Among the composers being showcased are Florence Price, who was the first African-American woman to be recognised as a symphonic composer; and Polish musician Grażyna Bacewicz, who wrote defiant, subversive music in occupied Warsaw during World War Two.
The full 10 works in this year’s Ten Pieces are:
- Hans Zimmer – Earth
- George Gershwin – Rhapsody in Blue
- Ravi Shankar – Symphony, Finale
- Delia Derbyshire – Doctor Who Theme
- Antonio Vivaldi – Winter from The Four Seasons
- Grażyna Bacewicz – Overture
- Steve Reich – Music for 18 Musicians
- Heitor Villa-Lobos – Bachianas brasileiras No 2, Little Train of the Caipira (finale)
- Florence Price – Symphony No. 1 in E Minor (3rd movement)
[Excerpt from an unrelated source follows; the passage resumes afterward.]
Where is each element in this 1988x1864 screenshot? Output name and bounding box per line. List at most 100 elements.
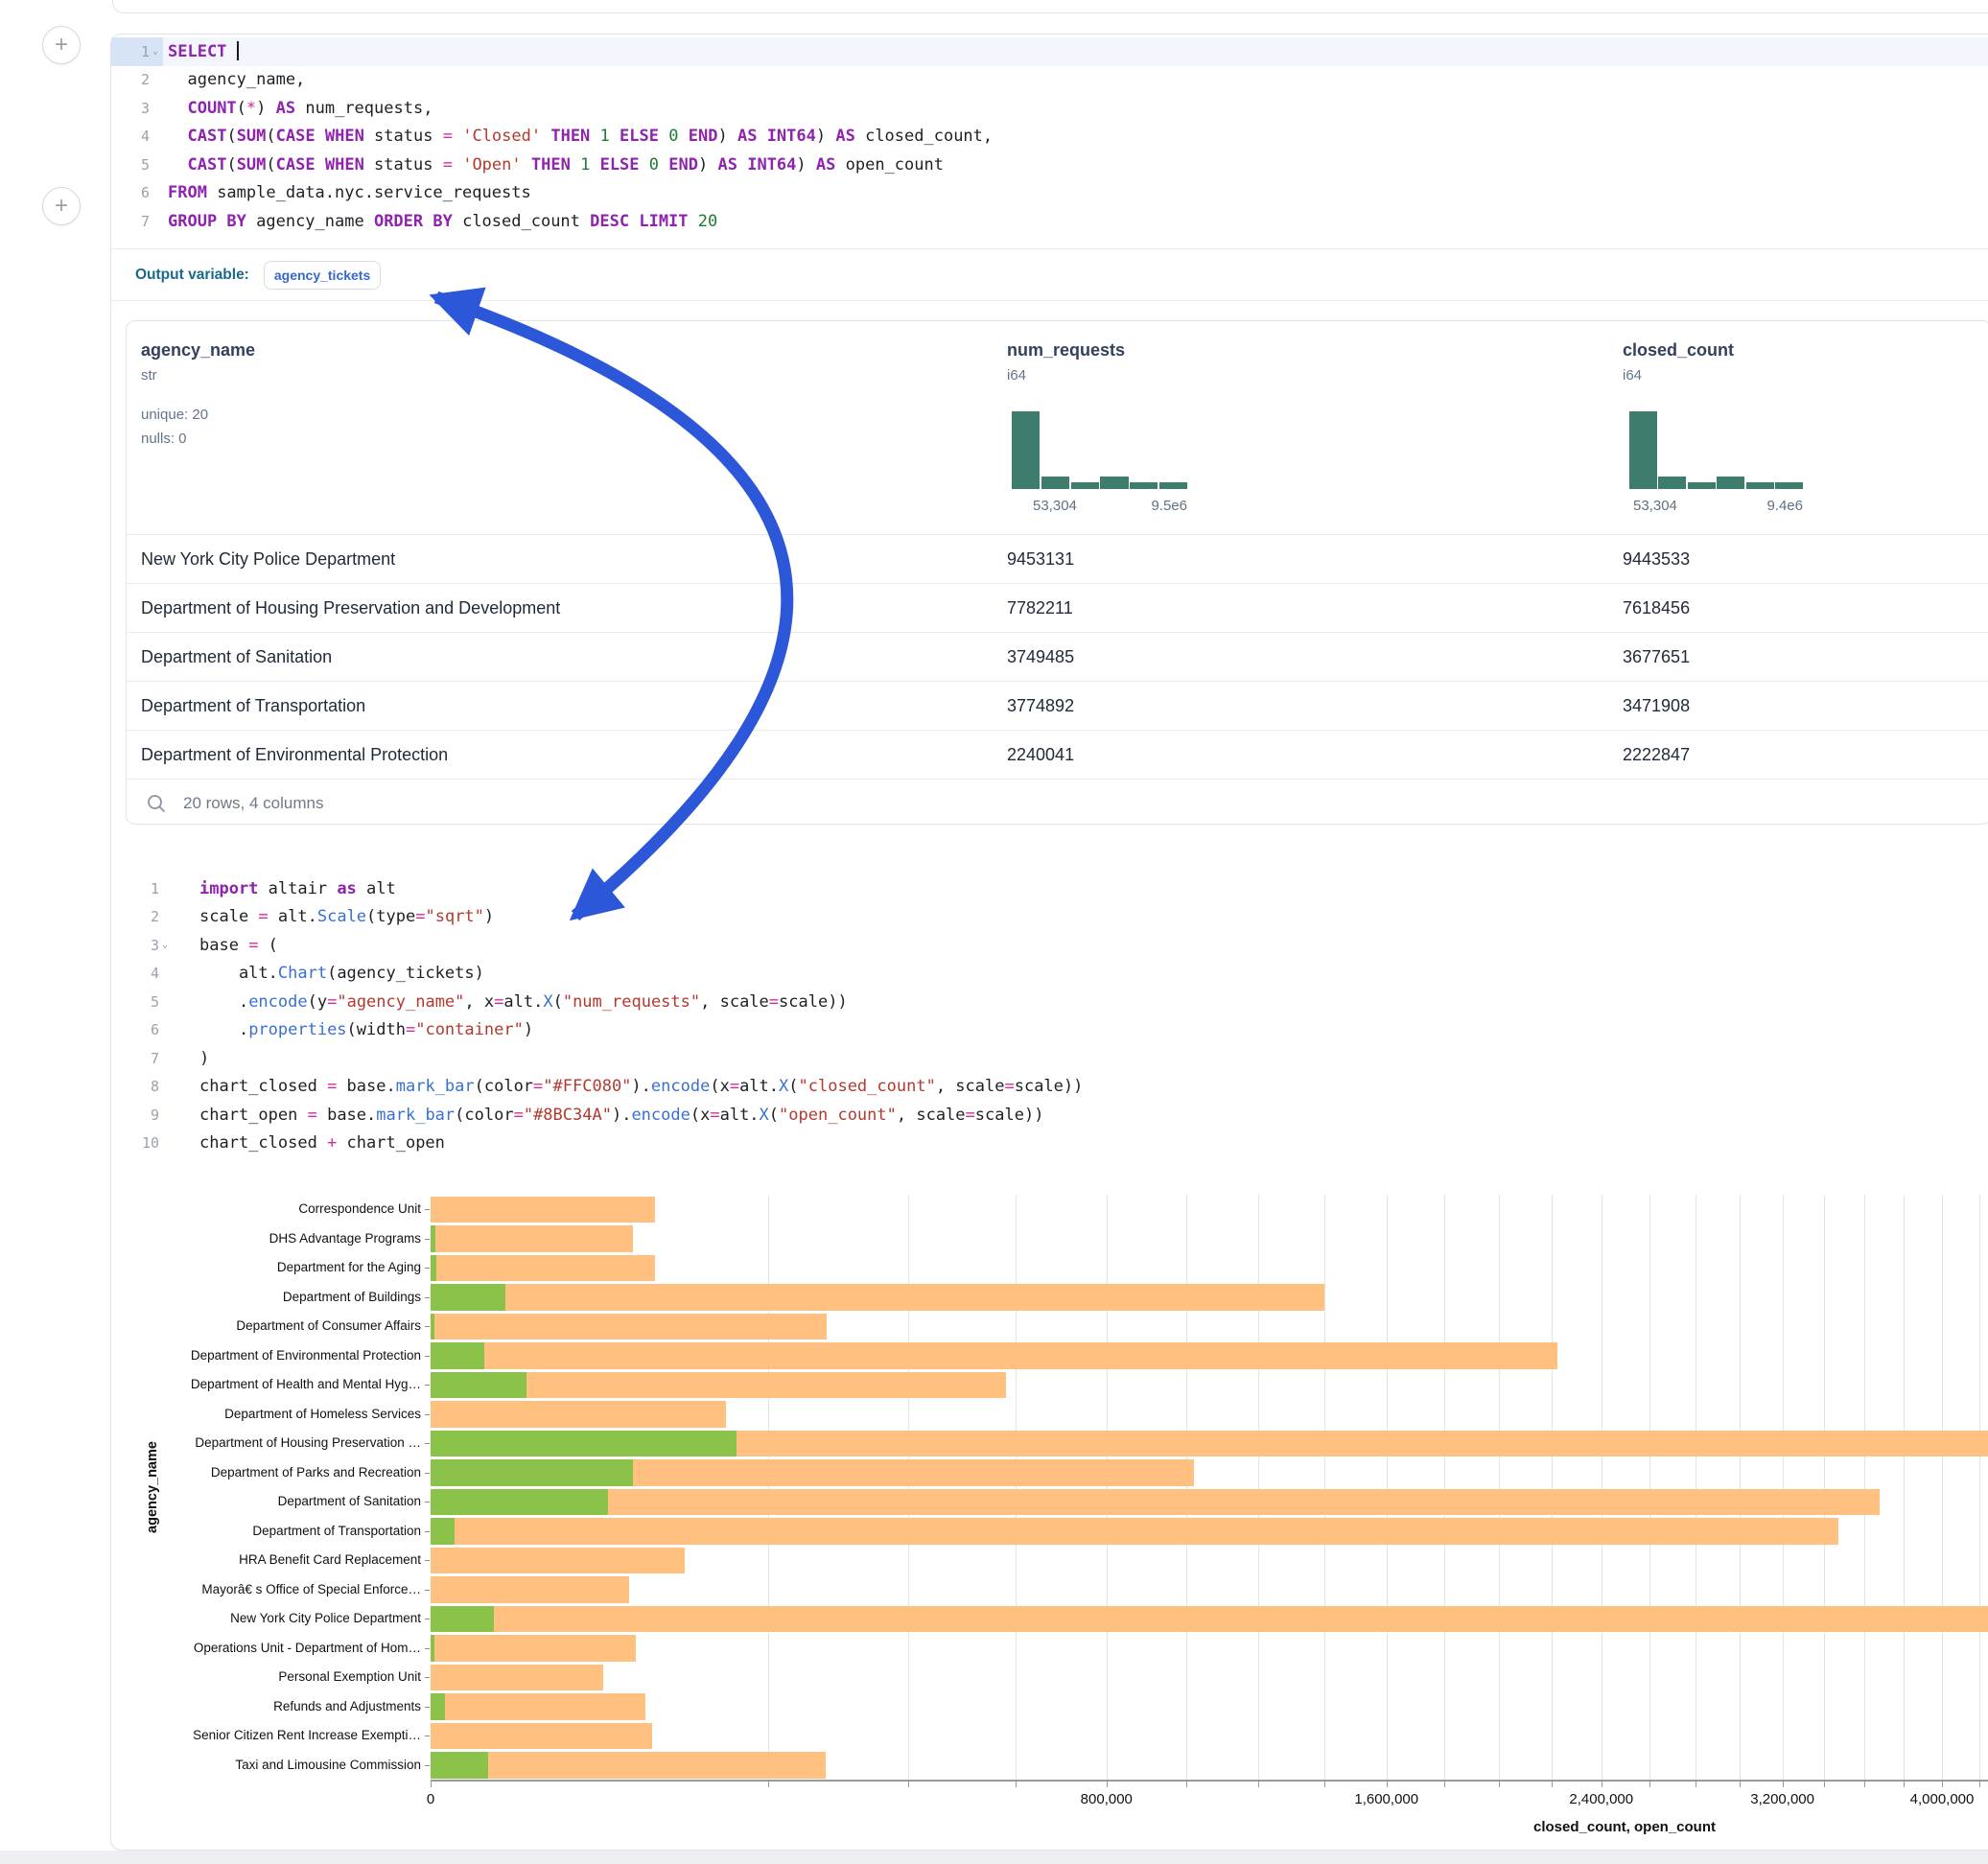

- Johannes Brahms – Hungarian Dance No 5
Zimmer, whose film scores include The Lion King, True Romance, The Dark Knight and Gladiator, is writing a brand new theme for the season – in recognition of the fact most people’s first exposure to orchestral music comes in the cinema.
“I am honoured to have been asked to create a piece for BBC Ten Pieces Trailblazers series,” he said.
“At the heart of my new piece, Earth is the sound of young voices who underlie the music. Set against the backdrop of our magnificent, precious planet, I hope it will be the perfect springboard to inspire creativity in classrooms across the UK.”
Since it first launched in 2014, the Ten Pieces project has been rolled out to more than 10,000 schools, reaching five million people across the UK.
The new season, like the ones before it, will culminate in a concert at the BBC Proms, where children who have studied the works in the classroom can see them played by a real-life orchestra.
How the Doctor Who theme changed music
The Doctor Who theme is the Bohemian Rhapsody of TV music – innovative, audacious and endlessly covered by amateurs and professionals alike.
The music itself was written by Ron Grainer, but it was Delia Derbyshire who took his notes and created a futuristic, otherworldly arrangement.
It was 1963, so Derbyshire and her assistant Dick Mills didn’t have access to anything like a synthesisers. Instead, they painstakingly created each note by cutting up and splicing together bits of analogue tape, then speeding them up and slowing them down.
The famous bass line was a recording of a single plucked string, whose pitch was altered by something called a “wobbulator”.
Onto that, she layered white noise and strange test tones, making it sound as if the music had been beamed in from another dimension.
The story goes that when Derbyshire played the music back to Grainer, he asked: “Did I write that?” To which she replied: “Most of it.”
Over the years, the song has been tweaked, nipped, tucked, embellished and orchestrated – but it has never lost the essence of Derbyshire’s original creation.
And while BBC policy dictated that Grainer got full credit for the music (he strenuously objected), Derbyshire has come to be recognised as a pioneer of electronic music and sonic manipulation.
Artists including Aphex Twin, Orbital and The KLF have called her an influence, while her techniques were borrowed by everyone from The Beatles to Pink Floyd.